- Theatrical release poster
- Directed by: Bathula Satish
- Produced by: Sai Simhadri
- Starring: Sai Simhadri Vinod Kumar Meera Raj
- Cinematography: VRK Naidu
- Edited by: Amarnath
- Music by: Rishi M
- Production company: Sai Simhadri Sainma banner
- Release date: 27 February 2026;
- Country: India
- Language: Telugu

= Son Of =

Indian Telugu-language family drama film

Son Of is a 2026 Indian Telugu-language family drama film directed by Bathula Satish and produced by Sai Simhadri under the Sai Simhadri Sainma banner. The film features veteran actor Vinod Kumar alongside debutants Sai Simhadri and Meera Raj in the lead roles. The story primarily focuses on the emotional relationship and ideological conflicts between a father and his son. The film was released theatrically on 27 February 2026.

== Plot ==
Venkat Rao is a single father who raises his son, Anand, with immense affection after his wife's early demise. Despite his father's love, Anand grows up to be an irresponsible youth who frequently fails his studies and fails to meet his father's expectations. Anand is deeply in love with his childhood friend, Anu, and both families eventually agree to their marriage.
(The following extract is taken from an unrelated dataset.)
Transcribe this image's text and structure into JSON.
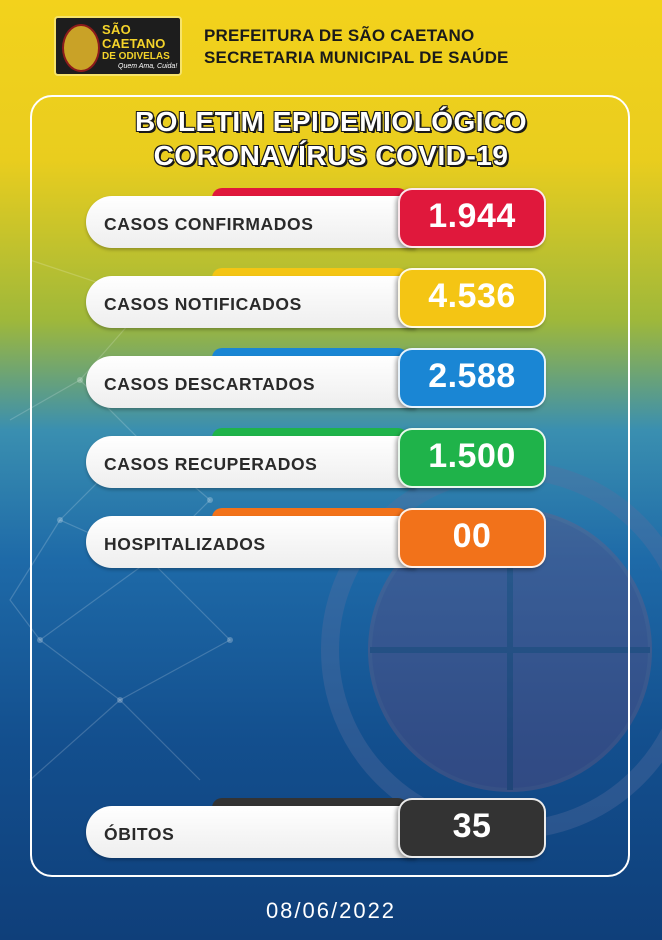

However, a major conflict erupts during the couple's engagement ceremony. Venkat Rao abruptly stops the proceedings, publicly humiliating Anand for being jobless and wandering aimlessly, questioning how such an irresponsible man could possibly support a wife. Deeply insulted and enraged by his father's public outburst, Anand takes a drastic step and files a court case against his own father, demanding his rightful inheritance of the family house and property.
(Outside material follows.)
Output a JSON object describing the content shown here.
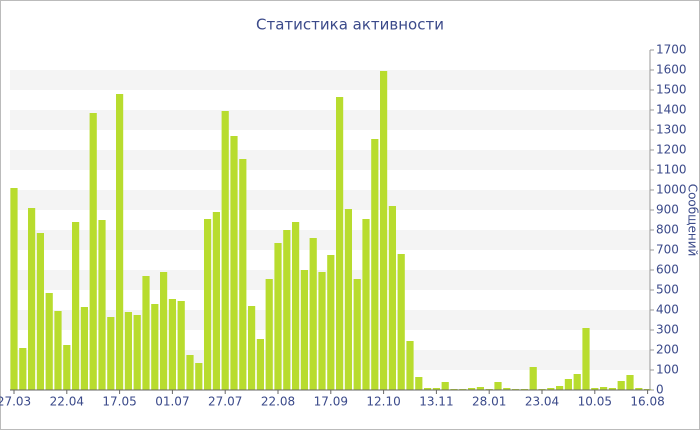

In response to the lawsuit, Venkat Rao places a strict condition on Anand before handing over the assets. The remainder of the story follows the courtroom drama and Anand's subsequent journey. Through his struggles to raise a child and meet his father's condition, Anand learns about the true value of life, the heavy responsibilities of parenthood, and the sacrifices a father makes, leading to an emotional and shocking climax.

== Cast ==

- Vinod Kumar as Venkat Rao, Anand's father
- Sai Simhadri as Anand
  - Aakash Srinivas as young Anand
- Meera Raj as Anu
  - Akshara Nalla as young Anu
- Aamani as Anand’s mother
- Vasu Inturi as Anand’s uncle
- Surya as Anu’s father
- Chitram Srinu as Venkatrao’s friend
- Srinivas Vadlamani as Judge
- Lokesh Kumar Parimi as Anand’s friend

== Production ==
Son Of marks the acting and production debut of Sai Simhadri, who bankrolled the project under his home banner, Sai Simhadri Sainma. The film was directed by Bathula Satish, who crafted a script aimed at delivering a strong social message to today's youth about taking up life's responsibilities.
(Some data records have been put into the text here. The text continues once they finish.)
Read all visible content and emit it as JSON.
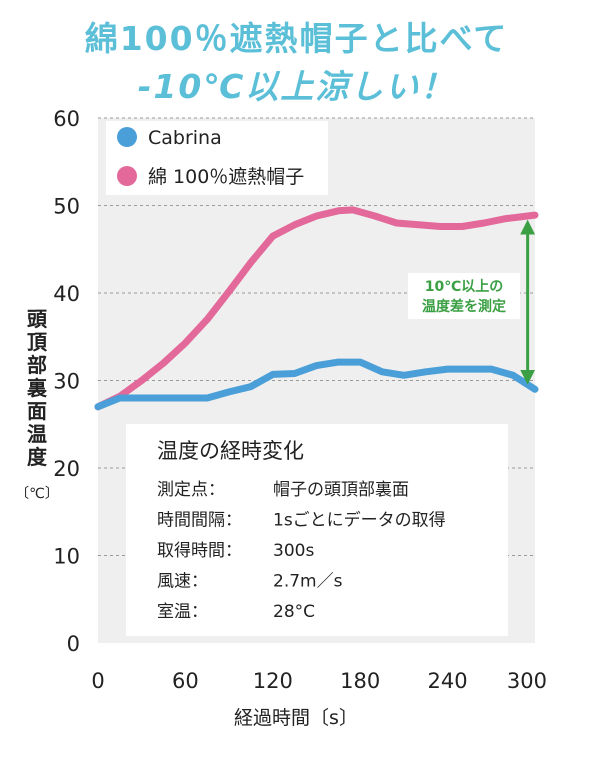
{
  "headline": {
    "line1": "綿100％遮熱帽子と比べて",
    "line2": "-10℃以上涼しい！"
  },
  "colors": {
    "cabrina": "#4a9fd8",
    "cotton": "#e3699a",
    "annotation": "#3aa043",
    "headline": "#5cbfd8",
    "plot_bg": "#efefef"
  },
  "chart_data": {
    "type": "line",
    "xlabel": "経過時間〔s〕",
    "ylabel_chars": [
      "頭",
      "頂",
      "部",
      "裏",
      "面",
      "温",
      "度"
    ],
    "ylabel_unit": "〔℃〕",
    "xlim": [
      0,
      300
    ],
    "ylim": [
      0,
      60
    ],
    "xticks": [
      0,
      60,
      120,
      180,
      240,
      300
    ],
    "yticks": [
      0,
      10,
      20,
      30,
      40,
      50,
      60
    ],
    "grid": "dashed horizontal",
    "legend_placement": "top-left",
    "series": [
      {
        "name": "Cabrina",
        "color": "#4a9fd8",
        "points": [
          [
            0,
            27
          ],
          [
            15,
            28
          ],
          [
            30,
            28
          ],
          [
            60,
            28
          ],
          [
            75,
            28
          ],
          [
            90,
            28.7
          ],
          [
            105,
            29.3
          ],
          [
            120,
            30.7
          ],
          [
            135,
            30.8
          ],
          [
            150,
            31.7
          ],
          [
            165,
            32.1
          ],
          [
            180,
            32.1
          ],
          [
            195,
            31
          ],
          [
            210,
            30.6
          ],
          [
            225,
            31
          ],
          [
            240,
            31.3
          ],
          [
            255,
            31.3
          ],
          [
            270,
            31.3
          ],
          [
            285,
            30.6
          ],
          [
            300,
            29
          ]
        ]
      },
      {
        "name": "綿 100％遮熱帽子",
        "color": "#e3699a",
        "points": [
          [
            0,
            27
          ],
          [
            15,
            28.2
          ],
          [
            30,
            30
          ],
          [
            45,
            32
          ],
          [
            60,
            34.3
          ],
          [
            75,
            37
          ],
          [
            90,
            40.2
          ],
          [
            105,
            43.5
          ],
          [
            120,
            46.5
          ],
          [
            135,
            47.8
          ],
          [
            150,
            48.8
          ],
          [
            165,
            49.4
          ],
          [
            175,
            49.5
          ],
          [
            190,
            48.8
          ],
          [
            205,
            48
          ],
          [
            220,
            47.8
          ],
          [
            235,
            47.6
          ],
          [
            250,
            47.6
          ],
          [
            265,
            48
          ],
          [
            280,
            48.5
          ],
          [
            300,
            48.9
          ]
        ]
      }
    ],
    "annotation": {
      "lines": [
        "10℃以上の",
        "温度差を測定"
      ],
      "x": 297,
      "y_from": 29,
      "y_to": 48.9
    },
    "infobox": {
      "title": "温度の経時変化",
      "rows": [
        {
          "label": "測定点：",
          "value": "帽子の頭頂部裏面"
        },
        {
          "label": "時間間隔：",
          "value": "1sごとにデータの取得"
        },
        {
          "label": "取得時間：",
          "value": "300s"
        },
        {
          "label": "風速：",
          "value": "2.7m／s"
        },
        {
          "label": "室温：",
          "value": "28°C"
        }
      ]
    }
  }
}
The film's technical crew includes Rishi M, who composed the music and background score, and cinematographer VRK Naidu, who was praised for beautifully capturing the film's rustic village backdrop. Amar Nath served as the film's editor.

== Reception ==
The film opened to generally mixed to positive reviews.

Hindustan Times Telugu gave the film a 2.5 out of 5 rating, calling it a captivating family drama thriller that effectively engages the audience with its strong father-son emotions.

Zee News Telugu rated the movie 2.5 out of 5, noting that it successfully touches the heart and will definitely earn a special place among films based on father-son bonding.

Times Now Telugu awarded the film a 2.5 out of 5 rating, summarizing that the father sentiment works out very well and will appeal to all sections of the audience, especially families in rural areas.

Sakshi highlights that while the core concept feels familiar, the movie's message for today's youth works well and leaves the audience feeling fully satisfied by the end.